Notch signalling through its four receptors (Notch1-4) is being extensively studied in the context of its relevance as an evolutionarily conserved pathway involved in cell fate control during pre natal and post natal development, as well as in carcinogenesis. Accumulated evidence suggests that Notch inhibition is an attractive strategy for the treatment of haematological malignancies and solid tumours due to the fact that Notch is a key regulator of multiple cancer hallmarks, including cancer stem cell propagation and behaviour, epithelial-to-mesenchymal transition, tumour-stromal cross-talk, tumor angiogenesis and adaptive immune response.
Notch1 activating mutations drive > 50% of T-cell acute lymphoblastic leukemias, and overexpression of Notch receptors in breast, colon, lung, ovarian, prostate, pancreatic cancers correlates with increased risk of metastatic relapse and adverse prognosis. In a subset of breast cancer patients, Notch activating fusion gene (Notch-MAST) confers oncogenic addiction for cell survival.
Furthermore, Notch receptors and ligands, in particular Jagged-1 and Dll-4, are widely expressed in endothelial and perivascular cells.
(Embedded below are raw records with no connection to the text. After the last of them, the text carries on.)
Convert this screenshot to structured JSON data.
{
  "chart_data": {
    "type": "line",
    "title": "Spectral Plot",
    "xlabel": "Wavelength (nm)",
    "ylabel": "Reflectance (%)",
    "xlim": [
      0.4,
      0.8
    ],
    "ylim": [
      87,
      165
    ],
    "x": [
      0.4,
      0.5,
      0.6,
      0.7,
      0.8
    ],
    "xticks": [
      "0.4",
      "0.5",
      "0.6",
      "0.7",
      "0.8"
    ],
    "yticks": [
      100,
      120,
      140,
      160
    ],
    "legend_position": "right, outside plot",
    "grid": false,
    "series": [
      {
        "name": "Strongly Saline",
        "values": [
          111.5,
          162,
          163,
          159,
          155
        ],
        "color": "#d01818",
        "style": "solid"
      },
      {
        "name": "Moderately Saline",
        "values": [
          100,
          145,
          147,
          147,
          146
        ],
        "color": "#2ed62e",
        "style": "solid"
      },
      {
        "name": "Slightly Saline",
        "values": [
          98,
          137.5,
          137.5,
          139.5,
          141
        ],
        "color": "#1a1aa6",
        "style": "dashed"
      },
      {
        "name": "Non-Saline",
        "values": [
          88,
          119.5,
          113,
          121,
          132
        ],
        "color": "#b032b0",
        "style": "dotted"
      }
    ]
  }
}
Notch signaling is therefore critical for arterial specification, sprouting angiogenesis, and vessel maturation, and blocking Notch function in tumor vasculature provides a means to suppress tumor growth.
Recent evidence also indicates that angiogenesis regulatory pathways and developmental pathways that control cancer stem cell fate are intimately connected, and that endothelial cells are a key component of the cancer stem cell niche. Understanding how Notch interacts with other factors that control endothelial cell functions and angiogenesis in cancers will pave the way to innovative therapeutic strategies that simultaneously target angiogenesis and cancer stem cells.
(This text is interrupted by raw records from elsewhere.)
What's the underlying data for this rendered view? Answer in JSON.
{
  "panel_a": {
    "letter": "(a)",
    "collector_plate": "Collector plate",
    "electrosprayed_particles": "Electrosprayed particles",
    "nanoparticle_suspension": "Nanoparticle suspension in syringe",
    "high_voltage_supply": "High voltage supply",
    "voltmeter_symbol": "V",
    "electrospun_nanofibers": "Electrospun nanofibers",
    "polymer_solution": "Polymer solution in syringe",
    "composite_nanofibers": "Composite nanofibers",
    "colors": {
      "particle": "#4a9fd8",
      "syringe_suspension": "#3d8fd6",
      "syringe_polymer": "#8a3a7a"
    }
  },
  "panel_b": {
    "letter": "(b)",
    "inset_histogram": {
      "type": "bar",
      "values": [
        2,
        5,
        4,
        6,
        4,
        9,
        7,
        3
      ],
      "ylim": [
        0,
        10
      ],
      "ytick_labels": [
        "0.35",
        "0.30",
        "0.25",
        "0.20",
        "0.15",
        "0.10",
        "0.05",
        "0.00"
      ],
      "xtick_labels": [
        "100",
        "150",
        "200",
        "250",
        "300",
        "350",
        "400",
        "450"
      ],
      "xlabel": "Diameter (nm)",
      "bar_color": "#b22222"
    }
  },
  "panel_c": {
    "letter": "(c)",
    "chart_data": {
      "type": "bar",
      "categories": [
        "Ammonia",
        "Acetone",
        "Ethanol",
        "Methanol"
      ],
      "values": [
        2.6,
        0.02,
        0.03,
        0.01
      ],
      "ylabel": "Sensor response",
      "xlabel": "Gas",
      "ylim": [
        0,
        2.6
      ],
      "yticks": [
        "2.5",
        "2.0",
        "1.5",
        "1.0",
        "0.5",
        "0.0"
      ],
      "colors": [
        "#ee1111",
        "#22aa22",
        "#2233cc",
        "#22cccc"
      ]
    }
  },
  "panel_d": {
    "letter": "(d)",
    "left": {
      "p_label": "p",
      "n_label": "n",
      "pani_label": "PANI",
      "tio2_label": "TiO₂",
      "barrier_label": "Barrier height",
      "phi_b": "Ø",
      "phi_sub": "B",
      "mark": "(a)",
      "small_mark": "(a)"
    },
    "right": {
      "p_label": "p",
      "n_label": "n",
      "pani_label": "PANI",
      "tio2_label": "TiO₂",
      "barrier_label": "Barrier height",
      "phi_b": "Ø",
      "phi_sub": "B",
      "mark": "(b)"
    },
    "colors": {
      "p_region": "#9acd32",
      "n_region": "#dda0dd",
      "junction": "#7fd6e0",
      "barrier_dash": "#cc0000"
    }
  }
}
In addition to playing a role in cognate cancer cells, Notch mediates changes in the tumor stroma, which affect cancer cell dormancy as well as field cancerization, a condition of major clinical significance linked with multifocal and recurrent tumors.
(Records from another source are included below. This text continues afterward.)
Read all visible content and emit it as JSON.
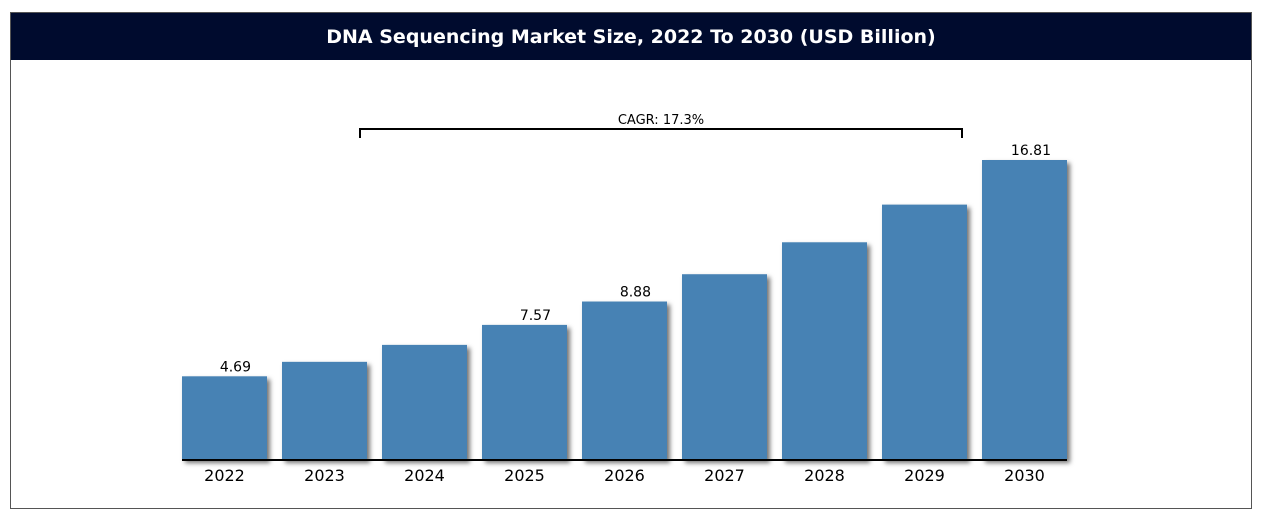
{
  "title": "DNA Sequencing Market Size, 2022 To 2030 (USD Billion)",
  "chart_data": {
    "type": "bar",
    "title": "DNA Sequencing Market Size, 2022 To 2030 (USD Billion)",
    "xlabel": "",
    "ylabel": "",
    "categories": [
      "2022",
      "2023",
      "2024",
      "2025",
      "2026",
      "2027",
      "2028",
      "2029",
      "2030"
    ],
    "values": [
      4.69,
      5.5,
      6.45,
      7.57,
      8.88,
      10.41,
      12.2,
      14.31,
      16.81
    ],
    "data_labels": [
      "4.69",
      "",
      "",
      "7.57",
      "8.88",
      "",
      "",
      "",
      "16.81"
    ],
    "ylim": [
      0,
      16.81
    ],
    "grid": false,
    "bar_color": "#4682b4",
    "annotation": {
      "text": "CAGR: 17.3%",
      "from_category": "2024",
      "to_category": "2029"
    }
  }
}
To achieve these pleiotropic effects, Notch signalling is involved in bidirectional 'cross talk' interactions with multiple other pathways that include candidate therapeutic targets (PI3K/Akt, mTOR, estrogen receptor, HER2, EGFR, VEGFR etc). These interactions are being extensively studied in order to facilitate our ability to design rational combination therapeutic regimens.
Based on the molecular structure of Notch receptors, Notch ligands and Notch activators, a set of Notch pathway inhibitors have now been developed. These include: small molecule gamma-secretase inhibitors, gamma secretase modulators, Notch targeting antibodies, Notch decoys, as well as monoclonal antibodies and probody variants thereof, against Notch ligands. Most of these inhibitors have shown anti-tumor effects in preclinical studies. At the same time, the combinatorial effect of these inhibitors with current chemotherapeutical and biological targeted agents is still under study in different clinical trials. To determine which patients are most likely to benefit from treatment with Notch inhibitors, it will be necessary to develop molecular tests to accurately measure pathway activity in specific tumors. Finally, mechanism-based toxicities are being addressed in preclinical and clinical research.
All these aspects of Notch signalling and targeting will be comprehensively addressed by proposed authors, who are esteemed experts in the field of Notch signalling with extensive experience in basic, translational and clinical research.